US Congress may approve new copyright extension, continue to keep works out of public domain


In 1998, US President Bill Clinton signed into law, a controversial bill that plans to keep icon works out of the public domain. By adding a twenty year extension to these pieces many of the great works from the 20th century can’t be recreated, reproduced, or re-invented without prior written permission of the one who holds the copyright. Unlike works from Dickens, Shakespeare, and Beethoven, iconic characters such as Bugs Bunny and Mickey Mouse are not public domain figures. That means, in theory, you can’t even post a picture of the famed mouse online without getting permission to do so from Disney.

In five years this law will come to an end, paving the way for these figures to be used in the public domain just like their predecessors. However, the holders of the copyrights and other proponents of the law are ready to petition Congress to once again offer a twenty year extension of the copyright. What does that mean for the consumers? You won’t likely see a remake of Steamboat Willie anytime soon unless Disney is in charge of the remake.

By definition the copyrights for all of the affected works should have expired between the late 1970’s and late 1990’s had it not been for the Sonny Bono Copyright Extension Law. Copyright terms have been amended in the past, changing from the original 28 years, doubling to a term of 56 years, and finally going to the current standard of the lifetime of the creator plus 70 years.

Opponents of the extension claim that the current copyright laws are enough to ensure that the work isn’t stolen and provide the families of the copyright holders’ protection. These opponents see the extension as a way to create a monopoly on these figures and continue to receive revenue from the works.

What makes the copyright extension so difficult for consumers? Should it really matter if Disney keeps Mickey out of the realm of public domain, after all he is their character? The problem really is an issue for works of music and books. Some of these retroactive copyrights are considered orphaned works. This means that the copyright holders are unknown and the creator of the work is long since passed. These works can’t be reproduced for today’s masses because no one knows who to negotiate reproduction rights with, cause many works to be lost.

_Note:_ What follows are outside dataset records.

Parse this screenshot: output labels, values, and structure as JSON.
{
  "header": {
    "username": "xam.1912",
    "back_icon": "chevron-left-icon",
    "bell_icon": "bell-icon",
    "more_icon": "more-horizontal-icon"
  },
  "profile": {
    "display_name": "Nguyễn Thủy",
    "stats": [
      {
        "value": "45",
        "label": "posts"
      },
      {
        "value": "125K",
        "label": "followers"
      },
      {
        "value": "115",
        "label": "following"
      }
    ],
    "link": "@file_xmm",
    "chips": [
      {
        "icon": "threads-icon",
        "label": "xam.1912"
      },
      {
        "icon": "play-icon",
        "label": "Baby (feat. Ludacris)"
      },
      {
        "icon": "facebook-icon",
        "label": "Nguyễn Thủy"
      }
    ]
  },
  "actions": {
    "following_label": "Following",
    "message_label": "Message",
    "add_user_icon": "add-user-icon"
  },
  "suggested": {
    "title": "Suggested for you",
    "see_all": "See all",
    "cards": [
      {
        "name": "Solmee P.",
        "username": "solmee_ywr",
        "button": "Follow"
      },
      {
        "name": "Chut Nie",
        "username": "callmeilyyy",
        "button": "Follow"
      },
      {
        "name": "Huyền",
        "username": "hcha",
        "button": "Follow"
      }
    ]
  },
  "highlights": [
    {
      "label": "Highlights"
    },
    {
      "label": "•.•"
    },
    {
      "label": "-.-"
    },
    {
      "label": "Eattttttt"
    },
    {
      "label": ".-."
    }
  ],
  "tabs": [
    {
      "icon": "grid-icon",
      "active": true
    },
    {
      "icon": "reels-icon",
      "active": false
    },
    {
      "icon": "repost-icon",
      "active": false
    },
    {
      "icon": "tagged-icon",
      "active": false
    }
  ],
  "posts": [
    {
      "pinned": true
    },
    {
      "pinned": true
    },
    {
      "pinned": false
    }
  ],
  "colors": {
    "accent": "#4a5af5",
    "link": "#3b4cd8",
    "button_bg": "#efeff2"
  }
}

Will Mickey, Bugs, and the gang be part of the public domain soon? There is no way to tell. Big companies like Warner Brothers and Disney may well lobby to keep their works under copyright just a little longer.

[via Washington Post]

Related Posts

  • Current copyright law is life of the creator plus 70 years only in the case of an individual. It’s a flat 100 years in the case of a corporation. At one time a copyright was limited to 7 years, but I think that was from the last appearance of any character by the original creator.

    Extending these copyrights has both pros and cons. A short story I once read, pointed out that music is composed of 8 notes. Only a certain amount of combinations of those notes are pleasant. Too long a copyright would limit the ability of composers to produce new works. At the same time, the story pointed out that Romeo and Juliet & West Side Story have basically the same plot line but are different stories of the same plot. If you don’t believe a copyright case could be made based on that, look at the case brought against “The Truman Show” movie producers by the writer of “Ed TV.”

    I can see the purpose of copyrights with continuing characters, like Bugs Bunny mentioned in the article. It’s a continuing source of revenue for the creator/company. There needs to be some limit though. Perhaps we should revisit the idea of a copyright expiring when the character/story/etc has been unused for a period of time.

    Then again, if it would prevent stories like “Pride and Prejudice and Zombies,” I might have to change that opinion.